Weekend update went completely off track last night

For most of the Saturday Night Live history, Weekend update has been a reliable mid-show crowd pleaser. The Colin Jost/Michael Che version is no different. While the jokes can be obvious or uninspired on their worst weeks, viewers can usually count on their version of the fake news to deliver a few topical laughs. But hosted by Dave Chappelle must have dropped some fun in Jost and Che’s iced tea last night as the two comics delivered the drunkest, most manic segment of the season.

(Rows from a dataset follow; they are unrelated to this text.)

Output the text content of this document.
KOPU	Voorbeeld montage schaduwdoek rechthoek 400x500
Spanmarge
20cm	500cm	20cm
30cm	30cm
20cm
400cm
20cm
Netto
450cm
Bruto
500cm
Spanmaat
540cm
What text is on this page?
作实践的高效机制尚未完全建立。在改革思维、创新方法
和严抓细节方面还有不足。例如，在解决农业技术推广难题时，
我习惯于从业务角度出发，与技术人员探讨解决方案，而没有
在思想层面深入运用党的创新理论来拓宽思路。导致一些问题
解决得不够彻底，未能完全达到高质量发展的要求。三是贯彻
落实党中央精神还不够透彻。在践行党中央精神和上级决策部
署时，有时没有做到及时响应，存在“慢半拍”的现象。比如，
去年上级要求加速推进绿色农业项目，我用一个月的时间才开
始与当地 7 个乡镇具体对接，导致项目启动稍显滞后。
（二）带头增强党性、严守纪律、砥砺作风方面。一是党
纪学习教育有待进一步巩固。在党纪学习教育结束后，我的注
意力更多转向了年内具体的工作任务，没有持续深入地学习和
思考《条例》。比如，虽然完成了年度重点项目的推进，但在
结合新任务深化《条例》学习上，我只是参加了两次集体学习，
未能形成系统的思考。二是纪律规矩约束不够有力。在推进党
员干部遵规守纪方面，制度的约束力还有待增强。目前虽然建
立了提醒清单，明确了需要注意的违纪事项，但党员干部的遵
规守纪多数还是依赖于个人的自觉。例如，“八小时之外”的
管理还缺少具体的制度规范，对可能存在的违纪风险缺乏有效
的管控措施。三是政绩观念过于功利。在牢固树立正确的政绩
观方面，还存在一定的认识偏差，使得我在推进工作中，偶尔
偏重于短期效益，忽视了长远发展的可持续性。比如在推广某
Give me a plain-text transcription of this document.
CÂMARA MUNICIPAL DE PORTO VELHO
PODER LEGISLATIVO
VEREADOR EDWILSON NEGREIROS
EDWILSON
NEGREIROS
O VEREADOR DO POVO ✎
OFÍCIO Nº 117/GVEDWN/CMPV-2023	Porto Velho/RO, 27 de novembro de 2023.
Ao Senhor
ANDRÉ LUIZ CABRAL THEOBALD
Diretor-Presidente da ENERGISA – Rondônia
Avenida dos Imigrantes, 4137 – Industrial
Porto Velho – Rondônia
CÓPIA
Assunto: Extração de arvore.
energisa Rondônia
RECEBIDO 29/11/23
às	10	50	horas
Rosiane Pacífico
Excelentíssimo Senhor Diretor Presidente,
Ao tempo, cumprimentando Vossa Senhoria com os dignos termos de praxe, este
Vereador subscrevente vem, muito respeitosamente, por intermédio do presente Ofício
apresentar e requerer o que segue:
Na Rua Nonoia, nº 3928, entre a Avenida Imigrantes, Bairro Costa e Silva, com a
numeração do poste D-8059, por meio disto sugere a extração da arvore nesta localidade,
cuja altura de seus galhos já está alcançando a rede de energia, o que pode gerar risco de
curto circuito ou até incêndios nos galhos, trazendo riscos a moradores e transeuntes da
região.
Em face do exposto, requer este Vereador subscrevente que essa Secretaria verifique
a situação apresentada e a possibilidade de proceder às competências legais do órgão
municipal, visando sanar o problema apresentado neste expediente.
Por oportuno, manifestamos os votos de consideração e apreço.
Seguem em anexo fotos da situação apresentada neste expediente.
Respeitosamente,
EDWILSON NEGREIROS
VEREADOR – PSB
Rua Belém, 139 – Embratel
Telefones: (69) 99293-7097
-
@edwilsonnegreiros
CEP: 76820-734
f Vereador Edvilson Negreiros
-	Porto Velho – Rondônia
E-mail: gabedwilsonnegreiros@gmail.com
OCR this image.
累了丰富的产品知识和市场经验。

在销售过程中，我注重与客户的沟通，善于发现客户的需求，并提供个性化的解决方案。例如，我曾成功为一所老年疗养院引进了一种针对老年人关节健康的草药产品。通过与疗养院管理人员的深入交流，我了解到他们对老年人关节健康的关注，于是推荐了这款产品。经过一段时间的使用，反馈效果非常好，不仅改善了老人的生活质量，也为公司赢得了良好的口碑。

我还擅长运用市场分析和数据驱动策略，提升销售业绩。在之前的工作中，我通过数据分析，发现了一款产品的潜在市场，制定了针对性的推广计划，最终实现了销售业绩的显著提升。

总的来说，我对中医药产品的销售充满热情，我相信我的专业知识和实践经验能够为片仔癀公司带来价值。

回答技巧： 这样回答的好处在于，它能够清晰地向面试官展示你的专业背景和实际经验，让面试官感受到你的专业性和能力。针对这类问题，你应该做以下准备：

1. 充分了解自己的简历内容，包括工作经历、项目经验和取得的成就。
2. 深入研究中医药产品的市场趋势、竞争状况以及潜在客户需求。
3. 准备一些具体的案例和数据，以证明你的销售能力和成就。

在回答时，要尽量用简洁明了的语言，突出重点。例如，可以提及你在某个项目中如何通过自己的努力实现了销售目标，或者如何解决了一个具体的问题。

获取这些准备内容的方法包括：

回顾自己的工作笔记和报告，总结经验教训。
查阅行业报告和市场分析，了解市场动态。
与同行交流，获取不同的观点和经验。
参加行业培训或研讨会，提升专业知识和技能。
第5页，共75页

And yes, that’s a good thing.

The Studio 8H audience helped out, booing like they’d sniffed glue before the jokes even started. The segment got off to a solid start, with Jost blurting out that Donald Trump’s official portrait “was lit, I guess, by hell breaking loose.”

Che upped the ante with his inauguration joke: “Donald Trump’s inauguration ceremony has been moved into the Capitol building. Hey, just like last time!”

Do the gloves come off? Nice of Jost to fire an off-color joke in Facebook’s direction. “Meta CEO and Puerto Rican gigolo Mark Zuckerberg flew down to Mar-a-Lago to meet with Donald Trump. And boy, are his knees tired.”

“Trump’s inauguration day falls on Martin Luther King Day,” Che countered. “And if Dr. King were alive today, I bet Trump would walk right up to him and say, ‘Oh snap, that’s Ben Carson.'”

All solid punchlines, maybe a little more edgy than usual. But let’s see if the guys can push it even further. Here’s Jost: “Robert F Kennedy, Jr., Trump’s nominee to lead the nation’s health agencies, will have his Senate confirmation hearing next week. RFK has been preparing for the hearings by setting his tanning bed to Tropical Thunder.”

Blackface jokes not tasteless enough for you? How about Jost trying to defend AI child pornography in a new segment called “Hear Me Out”?

“A Pulitzer Prize-winning cartoonist was the first person arrested under the new California law banning possession of AI-generated child porn. Which brings me to my new segment, Hear Me Out.”

“Wow,” managed a cackling Che.

“Hear me!” Jost insisted. “Isn’t AI-generated child porn the best possible solution for pedophiles? They’re not real kids. They’re just fake kids generated by scanning thousands of real ones… Okay, now I see the problem.”

A sleazy Michael Longfellow scored when pleading for TikTok’s survival (“You know who else was from China? That’s right, Jesus Christ”):

Before Sarah Sherman threw herself out of the square as the original Nosferatu. “Wow, it’s a lot smaller than I imagined,” the vampire croaked, wiggling hyperextended, itchy fingers.

“Yeah, people always say that about the studio,” Jost replied.

“Not the studio. Your penis, Colin! Are you just holding it out like that while updating?”

In other words, Nosferatu became another vehicle for Sherman to torture Jost. As always, she was relentless. “I want to suck your veiny neck!”

“Okay,” Jost replied. “Please don’t touch me with your cold slimy fingers.”

“Said your former assistant!” Nosferatu shouted, striking a classic horror pose.

If Jost would not give up the blood, the thirsty vampire concluded that it was time to visit his favorite SNL Starring: Sarah Sherman. After all, “she’s had her period for three years straight.”

“Well, you know what I always say,” Jost replied, reading a line Sherman clearly wrote to anger him. “If there’s blood on the field, play ball.”

Go to bed, Weekend Update – you’re drunk. And we hope you stay that way because of Season 50.